Gell’s debut memoir recounts her experiences during her infant granddaughter’s brain cancer treatments.

When the author got the call from her daughter Ros, that Claire, the author’s 5-month-old granddaughter, had been diagnosed with brain cancer, she felt at a loss at how to support them. In this book, the author, a marriage and family psychotherapist, blends a step-by-step account of Claire’s medical treatments and its effects on the family with “some of the many things I learned about myself and life in the process.” While in the pediatric intensive care unit with Claire, Ros asked, “What do I do Mom?,” to which Gell answered, “You feel what you’re feeling, and you make the best decisions that you can for her sake.” At first, the author castigated herself, thinking this answer to be another way of saying, “I have no idea.” Upon reflection, however, she began to see it as helpful, because “The real challenge is to find a way to stay present as much as we can.
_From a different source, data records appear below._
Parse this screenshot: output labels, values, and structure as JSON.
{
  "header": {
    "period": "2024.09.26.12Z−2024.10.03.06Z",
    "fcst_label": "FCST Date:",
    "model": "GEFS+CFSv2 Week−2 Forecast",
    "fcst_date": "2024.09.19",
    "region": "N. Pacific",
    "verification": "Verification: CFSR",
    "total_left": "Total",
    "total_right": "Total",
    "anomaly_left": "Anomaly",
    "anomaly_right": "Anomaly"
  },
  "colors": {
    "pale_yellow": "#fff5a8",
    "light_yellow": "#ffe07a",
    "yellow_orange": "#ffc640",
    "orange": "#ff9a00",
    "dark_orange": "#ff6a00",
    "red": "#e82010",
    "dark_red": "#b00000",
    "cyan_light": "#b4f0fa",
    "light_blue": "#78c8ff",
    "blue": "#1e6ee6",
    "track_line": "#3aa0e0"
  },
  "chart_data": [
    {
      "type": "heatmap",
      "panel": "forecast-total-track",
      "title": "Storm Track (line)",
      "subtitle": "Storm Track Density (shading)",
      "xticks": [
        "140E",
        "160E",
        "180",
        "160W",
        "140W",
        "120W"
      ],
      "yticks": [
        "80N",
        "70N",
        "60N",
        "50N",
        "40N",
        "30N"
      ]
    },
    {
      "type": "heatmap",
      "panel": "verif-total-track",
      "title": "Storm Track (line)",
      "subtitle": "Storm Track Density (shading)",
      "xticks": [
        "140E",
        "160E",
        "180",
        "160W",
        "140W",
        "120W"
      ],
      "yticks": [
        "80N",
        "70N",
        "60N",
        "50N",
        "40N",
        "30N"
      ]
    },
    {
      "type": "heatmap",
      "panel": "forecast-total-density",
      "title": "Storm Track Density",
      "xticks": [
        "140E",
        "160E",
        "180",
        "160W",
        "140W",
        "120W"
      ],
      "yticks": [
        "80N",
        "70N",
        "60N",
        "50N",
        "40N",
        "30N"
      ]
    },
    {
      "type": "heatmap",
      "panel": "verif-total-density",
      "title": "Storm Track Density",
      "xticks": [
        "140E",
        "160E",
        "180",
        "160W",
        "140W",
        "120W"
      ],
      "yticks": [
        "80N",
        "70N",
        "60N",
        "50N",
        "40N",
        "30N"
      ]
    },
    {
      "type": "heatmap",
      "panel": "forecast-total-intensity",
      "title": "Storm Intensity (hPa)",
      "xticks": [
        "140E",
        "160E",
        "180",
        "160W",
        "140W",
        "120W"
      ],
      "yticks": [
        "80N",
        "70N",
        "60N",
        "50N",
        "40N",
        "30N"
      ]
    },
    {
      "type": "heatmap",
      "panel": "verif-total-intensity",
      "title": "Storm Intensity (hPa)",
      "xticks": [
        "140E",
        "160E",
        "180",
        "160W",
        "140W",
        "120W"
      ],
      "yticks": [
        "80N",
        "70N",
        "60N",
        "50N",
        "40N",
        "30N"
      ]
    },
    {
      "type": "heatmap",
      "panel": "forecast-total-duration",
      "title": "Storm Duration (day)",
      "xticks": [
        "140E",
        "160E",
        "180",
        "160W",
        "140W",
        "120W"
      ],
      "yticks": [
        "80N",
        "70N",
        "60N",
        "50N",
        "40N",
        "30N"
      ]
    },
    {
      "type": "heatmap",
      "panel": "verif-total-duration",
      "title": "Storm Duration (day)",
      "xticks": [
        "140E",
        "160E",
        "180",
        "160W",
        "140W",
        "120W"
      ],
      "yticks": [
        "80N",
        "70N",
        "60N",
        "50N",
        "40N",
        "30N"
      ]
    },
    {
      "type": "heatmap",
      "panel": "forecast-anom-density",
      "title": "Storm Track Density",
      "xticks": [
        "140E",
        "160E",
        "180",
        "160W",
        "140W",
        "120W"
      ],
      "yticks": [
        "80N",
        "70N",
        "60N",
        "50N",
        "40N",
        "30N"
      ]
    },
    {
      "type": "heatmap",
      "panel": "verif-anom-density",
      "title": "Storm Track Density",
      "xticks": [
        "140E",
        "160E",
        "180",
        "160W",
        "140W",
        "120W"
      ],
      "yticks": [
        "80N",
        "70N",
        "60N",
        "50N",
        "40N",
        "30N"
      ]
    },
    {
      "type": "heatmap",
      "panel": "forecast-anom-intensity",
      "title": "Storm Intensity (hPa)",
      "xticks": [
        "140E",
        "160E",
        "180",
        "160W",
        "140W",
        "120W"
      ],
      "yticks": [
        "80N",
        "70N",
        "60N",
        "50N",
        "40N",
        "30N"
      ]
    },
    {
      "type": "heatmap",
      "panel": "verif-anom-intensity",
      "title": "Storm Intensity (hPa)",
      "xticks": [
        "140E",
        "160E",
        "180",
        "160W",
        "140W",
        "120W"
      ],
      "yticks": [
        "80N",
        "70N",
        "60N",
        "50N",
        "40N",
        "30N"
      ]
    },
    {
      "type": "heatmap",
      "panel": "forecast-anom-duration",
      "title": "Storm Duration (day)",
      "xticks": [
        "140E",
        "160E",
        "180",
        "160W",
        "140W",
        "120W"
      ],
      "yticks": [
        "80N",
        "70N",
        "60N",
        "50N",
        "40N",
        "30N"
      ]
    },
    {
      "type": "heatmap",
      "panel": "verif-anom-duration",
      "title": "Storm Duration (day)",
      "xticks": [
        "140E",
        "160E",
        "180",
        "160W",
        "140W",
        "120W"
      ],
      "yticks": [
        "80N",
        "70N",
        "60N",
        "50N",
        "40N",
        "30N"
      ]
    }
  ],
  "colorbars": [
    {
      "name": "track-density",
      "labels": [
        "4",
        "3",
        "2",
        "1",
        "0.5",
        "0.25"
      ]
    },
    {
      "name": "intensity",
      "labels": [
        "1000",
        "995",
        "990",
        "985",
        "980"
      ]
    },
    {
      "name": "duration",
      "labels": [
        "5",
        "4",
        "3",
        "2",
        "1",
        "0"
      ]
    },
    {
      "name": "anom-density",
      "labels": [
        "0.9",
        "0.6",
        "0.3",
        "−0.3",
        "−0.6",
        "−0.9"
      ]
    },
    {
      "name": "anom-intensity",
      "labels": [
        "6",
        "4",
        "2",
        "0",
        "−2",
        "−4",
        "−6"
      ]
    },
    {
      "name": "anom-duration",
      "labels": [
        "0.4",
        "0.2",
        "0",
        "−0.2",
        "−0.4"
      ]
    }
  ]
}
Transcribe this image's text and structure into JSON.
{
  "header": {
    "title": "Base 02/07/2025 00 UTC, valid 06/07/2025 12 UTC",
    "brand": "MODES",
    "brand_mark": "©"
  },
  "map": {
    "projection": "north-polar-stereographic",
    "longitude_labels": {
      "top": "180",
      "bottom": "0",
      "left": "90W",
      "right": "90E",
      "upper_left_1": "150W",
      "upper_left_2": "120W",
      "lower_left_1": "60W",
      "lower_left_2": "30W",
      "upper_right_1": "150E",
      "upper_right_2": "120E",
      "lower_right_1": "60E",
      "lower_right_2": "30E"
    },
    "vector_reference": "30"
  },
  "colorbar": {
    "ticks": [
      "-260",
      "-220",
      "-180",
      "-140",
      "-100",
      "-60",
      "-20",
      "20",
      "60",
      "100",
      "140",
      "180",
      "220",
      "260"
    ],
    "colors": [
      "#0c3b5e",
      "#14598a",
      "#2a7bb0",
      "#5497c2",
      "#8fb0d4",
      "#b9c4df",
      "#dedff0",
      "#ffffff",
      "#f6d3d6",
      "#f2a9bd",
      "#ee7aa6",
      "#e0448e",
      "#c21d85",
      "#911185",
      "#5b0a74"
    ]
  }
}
This is how we avoid drowning in the situation.” Raised as a Presbyterian by parents whose answer to any crisis was to “soldier on,” Gell found her own ways to handle life’s crises, turning to qi gong, acupuncture, and reiki alternative-healing approaches when faced with health challenges. Young Claire underwent chemotherapy and multiple surgeries, and throughout the ordeal, the author shows how she confronted her own visceral emotional responses (“How could this be happening to us?”) with pragmatic problem-solving techniques. Overall, Gell provides a heart-wrenching account that not only draws on her personal, emotional experience, but also her professional work as a therapist. For example, she offers readers a 10-point list of ways to “stay present” when faced with a long-term medical crisis. For the most part, the first-person narrative is engaging and its urgency drives the story forward. However, as the book goes on, readers may find themselves skimming over some of the flashbacks that deal with childhood fears and psychological issues.  

An often engaging memoir that will be a valuable contribution to any self-help library.